The Sask Party, whose colour is the same green as the province’s much-worshipped CFL Roughriders, has proven its stranglehold over provincial politics can easily outlive Wall. This contest was never in doubt; nor was the expectation that whatever Moe promised was bound to become government policy. So it goes in a one-party province.

The stakes were lower in two federal by-elections in Toronto, but the drama ran high on Elections Canada’s live results page. In Bill Morneau’s old downtown riding of Toronto Centre, former CTV broadcaster Marci Ien scored a semi-comfortable win. But Green party leader Annamie Paul, who captured only 7 per cent of the riding’s vote in 2019, vaulted into second with nearly one-third of the vote. Her gain was everybody else’s loss. The Liberals, New Democrats and Conservatives all shed votes to Paul.

A truly nail-biting contest went down in the city’s north end, where Liberal candidate Ya’ara Saks hoped to retain the York Centre riding after Michael Levitt‘s retirement earlier this year. With most of the ballots counted, Saks appeared to have the edge over Tory candidate Julius Tiangson, leading by about 700 votes with 99 per cent of polls reporting. Those last polls were very strong for Saks, because the margin had earlier dropped to just a single vote—a football rouge—for a brief moment.
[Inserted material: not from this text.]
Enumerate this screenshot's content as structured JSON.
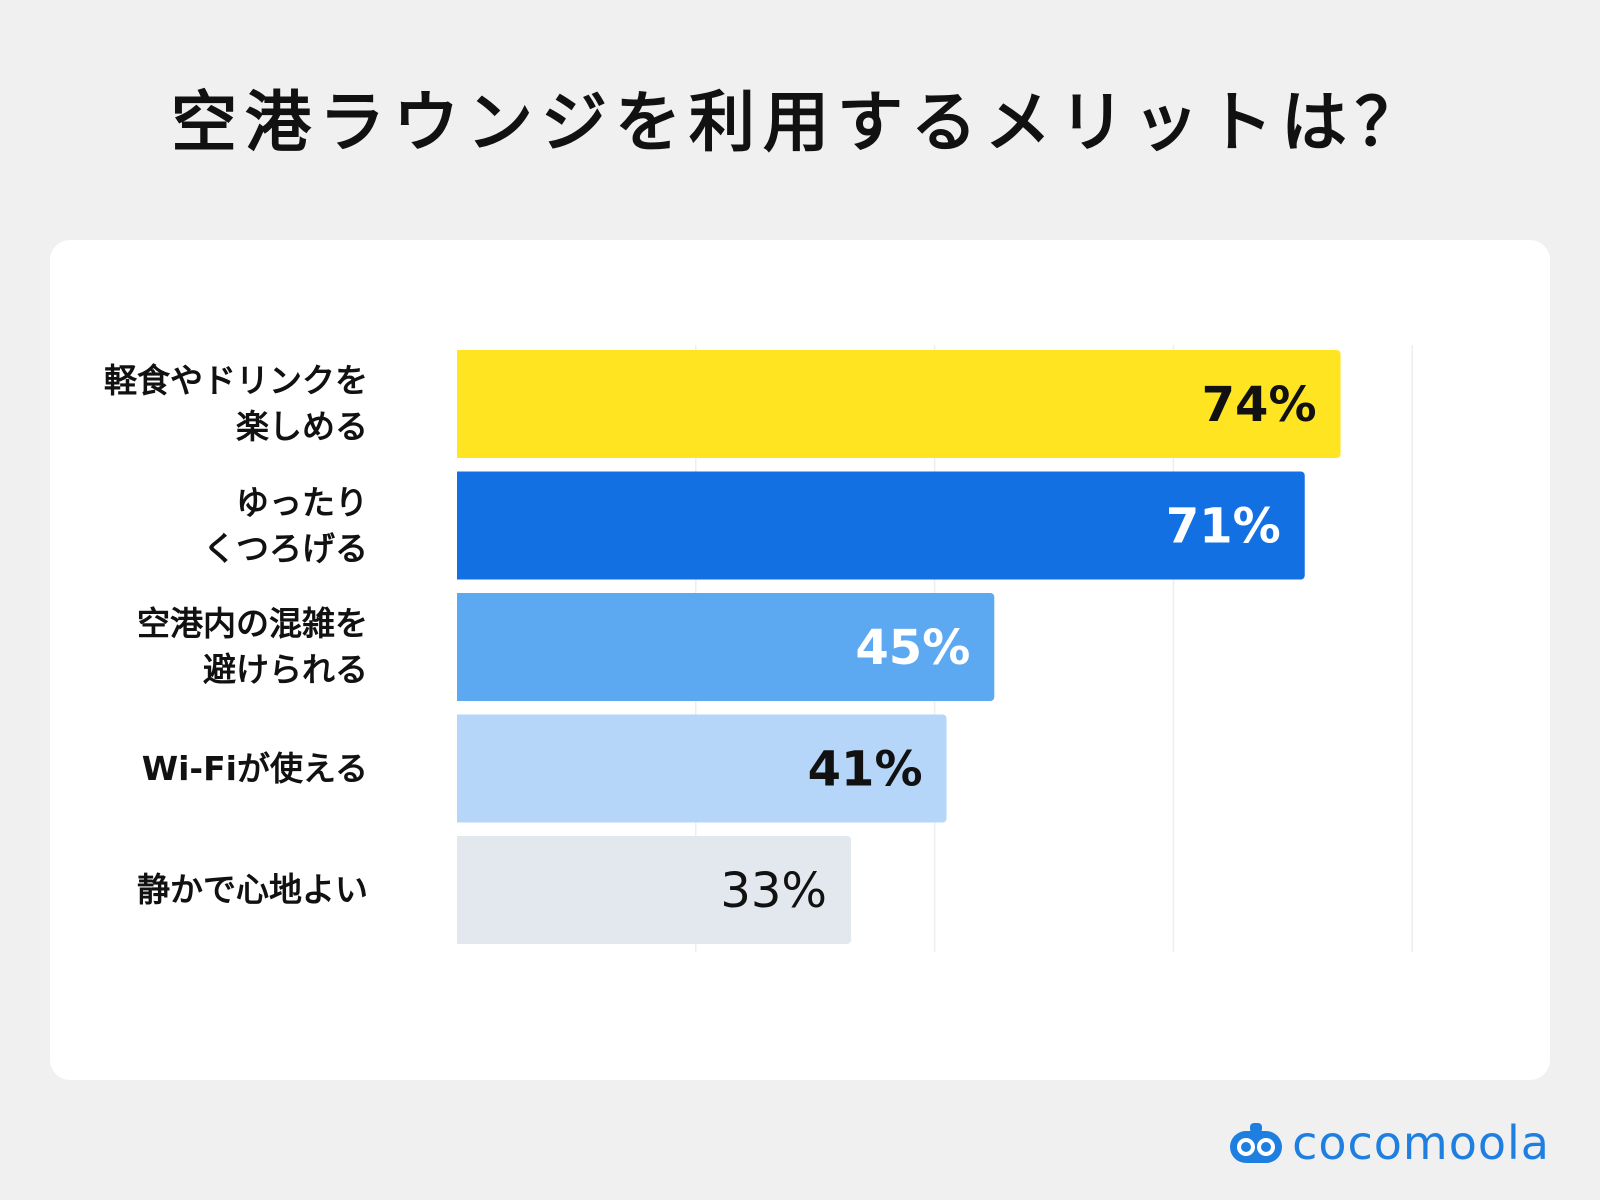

Max Bernier, the People’s Party leader attempting another run for Parliament, failed to generate almost any momentum in suburban Toronto. But Bernier did appear to siphon almost enough votes from Tiangson—about 3.6 per cent—to allow Saks to run up the middle for the victory.

A footnote worth noting: John Turmel, whose nickname is “The Engineer,” was also on the ballot in York Centre. The perennial candidate who claims to run “the world’s oldest blog” lost his 101st election last night, a streak stretching back to 1979. He holds the world record in that department.